Designed by the Ferrari Styling Centre, the F8 Tributo is essentially a bridge to a new exterior design language. From the very earliest stages of the design process, the work focused on two goals simultaneously: designing a stylistic tribute to the Ferrari V8 engine, inspired by the most iconic mid-rear-engined V8 sports cars in Ferrari history, and giving the car a strong personality of its own through an even sportier design clearly inspired by the car’s advanced aerodynamics.

A lot of attention was paid to ensuring that the Maranello marque’s signature styling elements were respected even while seamlessly incorporating the aerodynamic elements into the design and then underscoring them with clean yet decisive lines.

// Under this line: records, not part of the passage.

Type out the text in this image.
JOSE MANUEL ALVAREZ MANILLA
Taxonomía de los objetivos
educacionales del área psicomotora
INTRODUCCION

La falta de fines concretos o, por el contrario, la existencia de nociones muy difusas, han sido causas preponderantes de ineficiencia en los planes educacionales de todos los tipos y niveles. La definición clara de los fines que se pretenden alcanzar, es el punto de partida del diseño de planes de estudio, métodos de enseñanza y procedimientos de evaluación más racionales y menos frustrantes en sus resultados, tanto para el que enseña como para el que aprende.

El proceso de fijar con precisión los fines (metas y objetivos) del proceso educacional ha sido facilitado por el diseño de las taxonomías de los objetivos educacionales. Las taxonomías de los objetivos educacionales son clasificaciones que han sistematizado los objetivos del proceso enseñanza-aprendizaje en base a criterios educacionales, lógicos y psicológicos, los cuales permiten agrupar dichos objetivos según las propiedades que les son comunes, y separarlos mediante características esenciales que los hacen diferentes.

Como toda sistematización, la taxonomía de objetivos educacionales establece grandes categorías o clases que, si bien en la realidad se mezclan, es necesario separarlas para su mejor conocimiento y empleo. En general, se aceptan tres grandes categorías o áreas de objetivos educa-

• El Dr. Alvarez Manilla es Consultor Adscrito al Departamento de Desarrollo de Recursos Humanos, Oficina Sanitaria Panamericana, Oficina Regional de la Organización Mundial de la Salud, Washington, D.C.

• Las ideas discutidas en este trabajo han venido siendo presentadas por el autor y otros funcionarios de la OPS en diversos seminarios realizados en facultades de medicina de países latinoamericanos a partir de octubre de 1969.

The front of the car is characterised by the S-Duct around which the entire front end has been redesigned to highlight the extensive aerodynamic modifications made to this area of the car. The clearest example is new, more compact, horizontal LED headlights. Thanks to its more compact size, the classic L-shape is created not by the continuation of the headlights but by an aerodynamic intake.

The front is completed by side aerodynamic intakes which are integrated into the shape of the bumper and feature two aerodynamic side splitters in black which create a visual link rearwards behind the wheel and onto the exterior sill covers.

The car’s flanks are dominated by the evident muscular forms of the front and rear wheelarches which give the impression that the bodywork has been tightly moulded around the running gear with no space left over for non-functional stylistic motifs or voids. The shape of the side air intakes for the intercooler has been redesigned too, highlighting one of the most important stylistic motifs from Ferrari mid-rear-engined V8 history.

The new rear screen celebrates Ferrari’s legendary V8 engine. Made from ultralight Lexan®, it has been restyled to incorporate three louvres at it centre and showcase the engine compartment, bringing a modern twist to the most distinctive design element from Ferrari’s most famous V8-engined car, the F40. The louvres also help extract hot air from the engine compartment, in line with Ferrari’s focus on functional design.

The rear of the car has also been strongly influenced by the car’s new styling. Aside from the rear screen, the spoiler has been entirely redesigned. It is now larger and wraps around the tail lights, visually lowering the car’s centre of gravity and allowing a return to the classic twin light cluster and body-coloured tail, another signature of the early 8-cylinder berlinettas like the very first in the legendary series, the 308 GTB.

Lastly, the car is also offered with new (optional) forged starburst wheel rims, and thus asymmetrical on the two sides, lending an air of dynamism and sportiness.



The cockpit retains the classic, driver-oriented look typical of Ferrari’s mid-rear-engined berlinettas. Every element of the dash, door panels and tunnel has been completely redesigned specifically for the car. The F8 Tributo also boasts a new generation steering wheel and steering wheel-mounted controls as well as new styling on the standard seats.

New round air vents are set in beautifully sculpted aluminium surrounds (also available in optional carbon-fibre) which cleverly underscore the dash structure. To emphasis the lightness of the whole assembly, the dash now incorporates an aluminium sail panel supporting the central satellite and continuing into the dash itself. Also to create a sense of visual lightness, a sliver of carbon fibre divides the upper and lower parts, streamlining the whole look. This section also incorporates the optional 7” touchscreen passenger-side display which provides an extra sporting touch. The dash is completed by the classic instrument cluster with its central rev-counter and the new-generation steering wheel and commands.

The tunnel is clearly separated from the dash and set beneath it, once again to enhance the sensation of lightness that the car exudes. It features a new bridge, a prominent sculptural creation that seems to float and thus further streamlines the cabin.